Garach Vélez Ignacio, Ortuño Guzmán Francisco Manuel, Rojas Ruiz Ignacio, Herrera Maldonado Luis Javier
Department of Computer Engineering, Automation and Robotics (ICAR), University of Granada, 18071 Granada, Spain.
Gigascience. 2025 Jan 6;14. doi: 10.1093/gigascience/giaf096.

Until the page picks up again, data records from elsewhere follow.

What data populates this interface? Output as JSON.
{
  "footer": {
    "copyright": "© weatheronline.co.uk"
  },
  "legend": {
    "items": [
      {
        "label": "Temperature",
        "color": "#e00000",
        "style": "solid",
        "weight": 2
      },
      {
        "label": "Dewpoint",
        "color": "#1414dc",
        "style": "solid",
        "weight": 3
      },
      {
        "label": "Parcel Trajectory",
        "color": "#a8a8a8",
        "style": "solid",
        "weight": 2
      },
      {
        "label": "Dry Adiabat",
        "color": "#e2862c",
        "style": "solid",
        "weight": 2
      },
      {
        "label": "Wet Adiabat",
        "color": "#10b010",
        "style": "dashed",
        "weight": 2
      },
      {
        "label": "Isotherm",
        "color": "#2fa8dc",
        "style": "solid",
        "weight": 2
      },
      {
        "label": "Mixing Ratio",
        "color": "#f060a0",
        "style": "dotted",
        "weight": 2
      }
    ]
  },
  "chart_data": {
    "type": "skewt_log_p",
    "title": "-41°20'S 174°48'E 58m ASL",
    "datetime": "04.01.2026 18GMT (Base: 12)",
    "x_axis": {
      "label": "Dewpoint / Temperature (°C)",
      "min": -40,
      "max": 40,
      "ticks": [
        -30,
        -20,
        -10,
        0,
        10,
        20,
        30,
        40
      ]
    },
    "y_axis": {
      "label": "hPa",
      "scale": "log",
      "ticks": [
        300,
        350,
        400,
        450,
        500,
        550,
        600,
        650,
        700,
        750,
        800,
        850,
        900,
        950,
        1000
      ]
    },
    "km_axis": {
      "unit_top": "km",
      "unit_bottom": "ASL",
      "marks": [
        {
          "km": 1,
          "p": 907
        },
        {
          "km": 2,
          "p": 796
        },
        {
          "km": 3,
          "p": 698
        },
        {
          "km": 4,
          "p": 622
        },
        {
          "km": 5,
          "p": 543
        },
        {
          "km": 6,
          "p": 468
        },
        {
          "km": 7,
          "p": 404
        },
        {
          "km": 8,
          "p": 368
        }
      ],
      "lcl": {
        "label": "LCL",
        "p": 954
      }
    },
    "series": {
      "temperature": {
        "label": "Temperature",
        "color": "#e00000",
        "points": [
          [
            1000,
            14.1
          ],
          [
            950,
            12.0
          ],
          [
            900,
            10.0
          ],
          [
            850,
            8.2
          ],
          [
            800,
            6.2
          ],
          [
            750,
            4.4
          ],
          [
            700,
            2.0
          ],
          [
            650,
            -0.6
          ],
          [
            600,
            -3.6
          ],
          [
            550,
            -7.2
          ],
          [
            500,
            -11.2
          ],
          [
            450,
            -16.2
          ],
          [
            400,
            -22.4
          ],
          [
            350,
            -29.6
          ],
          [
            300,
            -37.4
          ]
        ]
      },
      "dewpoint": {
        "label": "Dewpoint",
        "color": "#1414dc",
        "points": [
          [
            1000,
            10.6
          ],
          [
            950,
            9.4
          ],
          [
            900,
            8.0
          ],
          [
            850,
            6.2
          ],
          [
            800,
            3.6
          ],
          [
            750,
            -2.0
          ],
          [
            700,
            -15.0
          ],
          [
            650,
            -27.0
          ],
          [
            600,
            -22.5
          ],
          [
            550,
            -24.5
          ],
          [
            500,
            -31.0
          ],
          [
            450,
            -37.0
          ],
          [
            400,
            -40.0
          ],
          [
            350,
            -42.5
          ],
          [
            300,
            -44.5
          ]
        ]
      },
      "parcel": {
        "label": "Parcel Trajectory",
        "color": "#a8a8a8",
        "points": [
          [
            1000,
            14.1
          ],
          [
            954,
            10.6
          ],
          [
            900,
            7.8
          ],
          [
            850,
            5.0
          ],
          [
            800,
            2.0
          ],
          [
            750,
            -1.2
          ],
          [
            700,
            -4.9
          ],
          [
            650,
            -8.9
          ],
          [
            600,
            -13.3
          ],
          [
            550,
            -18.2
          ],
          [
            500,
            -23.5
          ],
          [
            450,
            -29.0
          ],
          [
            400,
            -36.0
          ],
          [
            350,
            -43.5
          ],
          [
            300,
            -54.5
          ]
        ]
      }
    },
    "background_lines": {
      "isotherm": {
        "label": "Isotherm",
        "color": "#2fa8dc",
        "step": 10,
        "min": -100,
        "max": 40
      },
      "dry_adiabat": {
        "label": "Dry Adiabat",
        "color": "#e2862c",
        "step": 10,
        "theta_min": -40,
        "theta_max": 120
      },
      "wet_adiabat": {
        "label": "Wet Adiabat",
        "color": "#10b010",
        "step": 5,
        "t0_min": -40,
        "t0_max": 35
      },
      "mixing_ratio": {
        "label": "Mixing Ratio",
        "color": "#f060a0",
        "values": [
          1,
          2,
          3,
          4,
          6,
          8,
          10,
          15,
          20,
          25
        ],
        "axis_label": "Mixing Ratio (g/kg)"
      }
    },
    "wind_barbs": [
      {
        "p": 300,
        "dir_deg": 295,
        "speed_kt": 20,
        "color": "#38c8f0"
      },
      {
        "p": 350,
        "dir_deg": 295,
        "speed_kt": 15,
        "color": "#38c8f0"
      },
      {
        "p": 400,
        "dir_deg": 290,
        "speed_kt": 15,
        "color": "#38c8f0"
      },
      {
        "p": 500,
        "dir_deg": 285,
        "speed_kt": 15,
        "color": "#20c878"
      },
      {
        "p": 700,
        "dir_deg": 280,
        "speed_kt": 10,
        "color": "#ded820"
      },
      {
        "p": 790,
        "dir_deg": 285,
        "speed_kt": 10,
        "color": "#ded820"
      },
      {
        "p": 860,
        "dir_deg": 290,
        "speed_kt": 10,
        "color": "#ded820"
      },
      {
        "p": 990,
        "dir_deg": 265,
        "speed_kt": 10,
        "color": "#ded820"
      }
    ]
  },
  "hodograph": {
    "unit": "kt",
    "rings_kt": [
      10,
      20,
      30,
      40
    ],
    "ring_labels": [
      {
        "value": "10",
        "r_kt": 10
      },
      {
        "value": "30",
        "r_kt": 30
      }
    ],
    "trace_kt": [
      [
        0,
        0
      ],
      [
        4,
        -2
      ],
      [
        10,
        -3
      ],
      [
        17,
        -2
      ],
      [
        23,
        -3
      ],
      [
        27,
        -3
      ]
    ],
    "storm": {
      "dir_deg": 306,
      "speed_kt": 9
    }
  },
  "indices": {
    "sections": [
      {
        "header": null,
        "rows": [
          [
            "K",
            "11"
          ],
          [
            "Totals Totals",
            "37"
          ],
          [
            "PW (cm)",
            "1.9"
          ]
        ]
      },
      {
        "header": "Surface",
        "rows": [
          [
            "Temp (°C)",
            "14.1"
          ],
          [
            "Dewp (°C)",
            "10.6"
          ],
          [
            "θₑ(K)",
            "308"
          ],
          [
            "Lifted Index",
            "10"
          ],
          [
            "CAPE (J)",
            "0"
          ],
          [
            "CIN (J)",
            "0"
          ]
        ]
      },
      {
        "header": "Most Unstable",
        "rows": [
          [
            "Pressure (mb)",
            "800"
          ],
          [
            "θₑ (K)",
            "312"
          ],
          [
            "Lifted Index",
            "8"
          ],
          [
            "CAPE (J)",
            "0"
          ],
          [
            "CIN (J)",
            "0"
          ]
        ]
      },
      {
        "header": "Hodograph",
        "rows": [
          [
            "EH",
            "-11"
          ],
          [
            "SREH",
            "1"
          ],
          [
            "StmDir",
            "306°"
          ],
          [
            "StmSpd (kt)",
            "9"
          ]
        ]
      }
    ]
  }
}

Disease classification using 16S rRNA microbiome data faces challenges of high dimensionality, compositionality, and sparsity, compounded by the inherent small sample sizes in many studies. Machine learning and feature selection techniques offer potential to identify robust biomarkers and improve classification performance; however, their comparative effectiveness across diverse methods and datasets has been insufficiently explored. This study evaluates multiple feature selection techniques alongside normalization strategies, focusing on their interplay with classifier performance.

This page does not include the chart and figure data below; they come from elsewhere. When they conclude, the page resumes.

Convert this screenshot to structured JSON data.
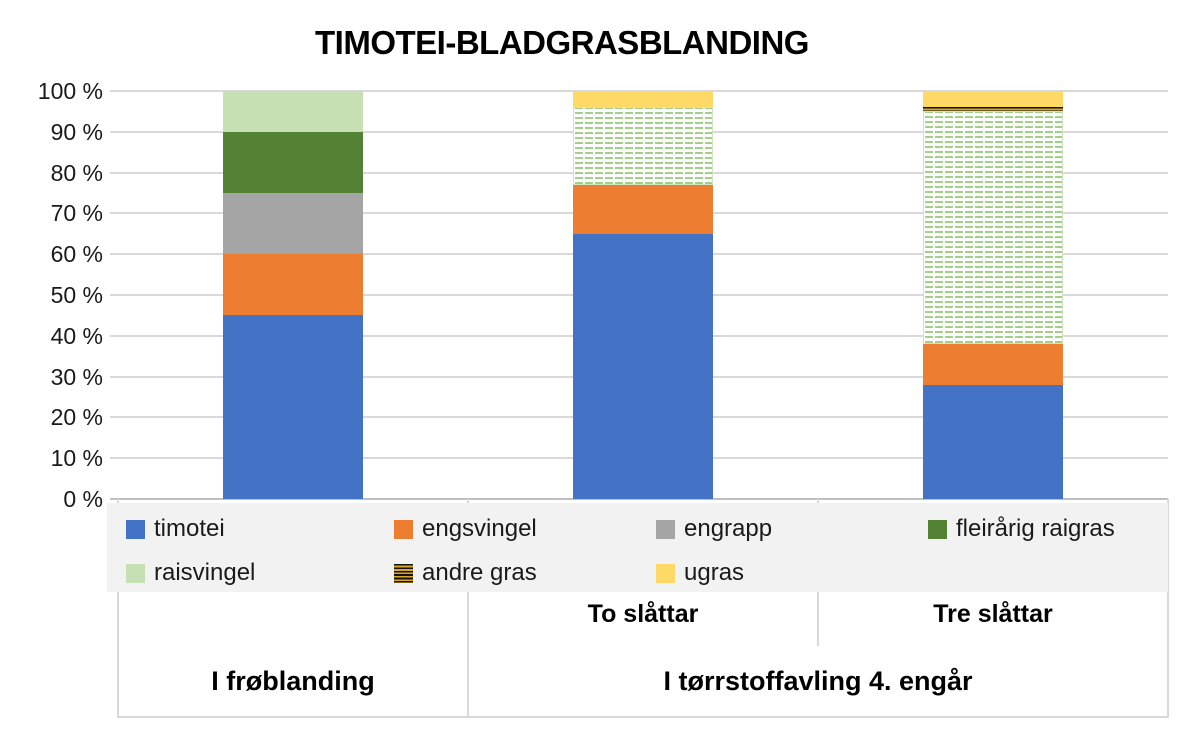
{
  "title": "TIMOTEI-BLADGRASBLANDING",
  "chart_data": {
    "type": "bar",
    "stacked": true,
    "stacked_mode": "100%",
    "unit": "%",
    "title": "TIMOTEI-BLADGRASBLANDING",
    "categories": [
      "I frøblanding",
      "To slåttar",
      "Tre slåttar"
    ],
    "series": [
      {
        "name": "timotei",
        "color": "#4472C4",
        "values": [
          45,
          65,
          28
        ]
      },
      {
        "name": "engsvingel",
        "color": "#ED7D31",
        "values": [
          15,
          12,
          10
        ]
      },
      {
        "name": "engrapp",
        "color": "#A5A5A5",
        "values": [
          15,
          0,
          0
        ]
      },
      {
        "name": "fleirårig raigras",
        "color": "#548235",
        "values": [
          15,
          0,
          0
        ]
      },
      {
        "name": "raisvingel",
        "color": "#C6E0B4",
        "values": [
          10,
          19,
          57
        ],
        "fill_by_category": [
          "solid",
          "dashes",
          "dashes"
        ],
        "pattern_color": "#A3CF8B"
      },
      {
        "name": "andre gras",
        "color": "#141414",
        "values": [
          0,
          0,
          1
        ],
        "fill": "stripes",
        "pattern_color": "#D9A62B"
      },
      {
        "name": "ugras",
        "color": "#FFD966",
        "values": [
          0,
          4,
          4
        ]
      }
    ],
    "ylim": [
      0,
      100
    ],
    "yticks": [
      "100 %",
      "90 %",
      "80 %",
      "70 %",
      "60 %",
      "50 %",
      "40 %",
      "30 %",
      "20 %",
      "10 %",
      "0 %"
    ],
    "grid": true,
    "legend_position": "bottom",
    "x_axis": {
      "sub_labels": [
        "",
        "To slåttar",
        "Tre slåttar"
      ],
      "group_labels": [
        "I frøblanding",
        "I tørrstoffavling 4. engår"
      ]
    }
  },
  "colors": {
    "gridline": "#D9D9D9",
    "axis_line": "#BFBFBF",
    "legend_background": "#F2F2F2",
    "text": "#1A1A1A",
    "pattern_dash_green": "#A3CF8B",
    "pattern_stripe_gold": "#D9A62B",
    "pattern_stripe_black": "#141414"
  }
}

Our analyses revealed that centered log-ratio normalization improves the performance of logistic regression and support vector machine models and facilitates feature selection, whereas random forest models yield strong results using relative abundances. Interestingly, presence-absence normalization was able to achieve similar performance compared to abundance-based transformations across classifiers. Among feature selection methods, minimum redundancy maximum relevancy (mRMR) surpassed most methods in identifying compact feature sets and demonstrated performance comparable to least absolute shrinkage and selection operator (LASSO), which obtained top results requiring lower computation times. Autoencoders needed larger latent spaces to perform well and lacked interpretability, Mutual Information suffered from redundancy, and ReliefF struggled with data sparsity.
Overall, feature selection pipelines improved model focus and robustness via a massive reduction of the feature space. mRMR and LASSO emerged as the most effective methods across datasets.
使用16S rRNA微生物组数据进行疾病分类面临高维度、组成性和稀疏性等挑战,许多研究中固有的小样本量更是雪上加霜。机器学习和特征选择技术为识别稳健的生物标志物和提高分类性能提供了潜力;然而,它们在不同方法和数据集之间的比较有效性尚未得到充分探索。本研究评估了多种特征选择技术以及归一化策略,重点关注它们与分类器性能的相互作用。
我们的分析表明,中心对数比归一化提高了逻辑回归和支持向量机模型的性能,并促进了特征选择,而随机森林模型使用相对丰度时能产生较好的结果。有趣的是,与基于丰度的转换相比,存在-缺失归一化在各分类器中能够实现相似的性能。在特征选择方法中,最小冗余最大相关性(mRMR)在识别紧凑特征集方面超越了大多数方法,并且表现出与最小绝对收缩和选择算子(LASSO)相当的性能,LASSO在计算时间较短的情况下获得了最佳结果。自动编码器需要更大的潜在空间才能表现良好且缺乏可解释性,互信息存在冗余问题,ReliefF在数据稀疏性方面存在困难。
总体而言,特征选择流程通过大幅减少特征空间提高了模型的专注度和稳健性。mRMR和LASSO在各数据集中成为最有效的方法。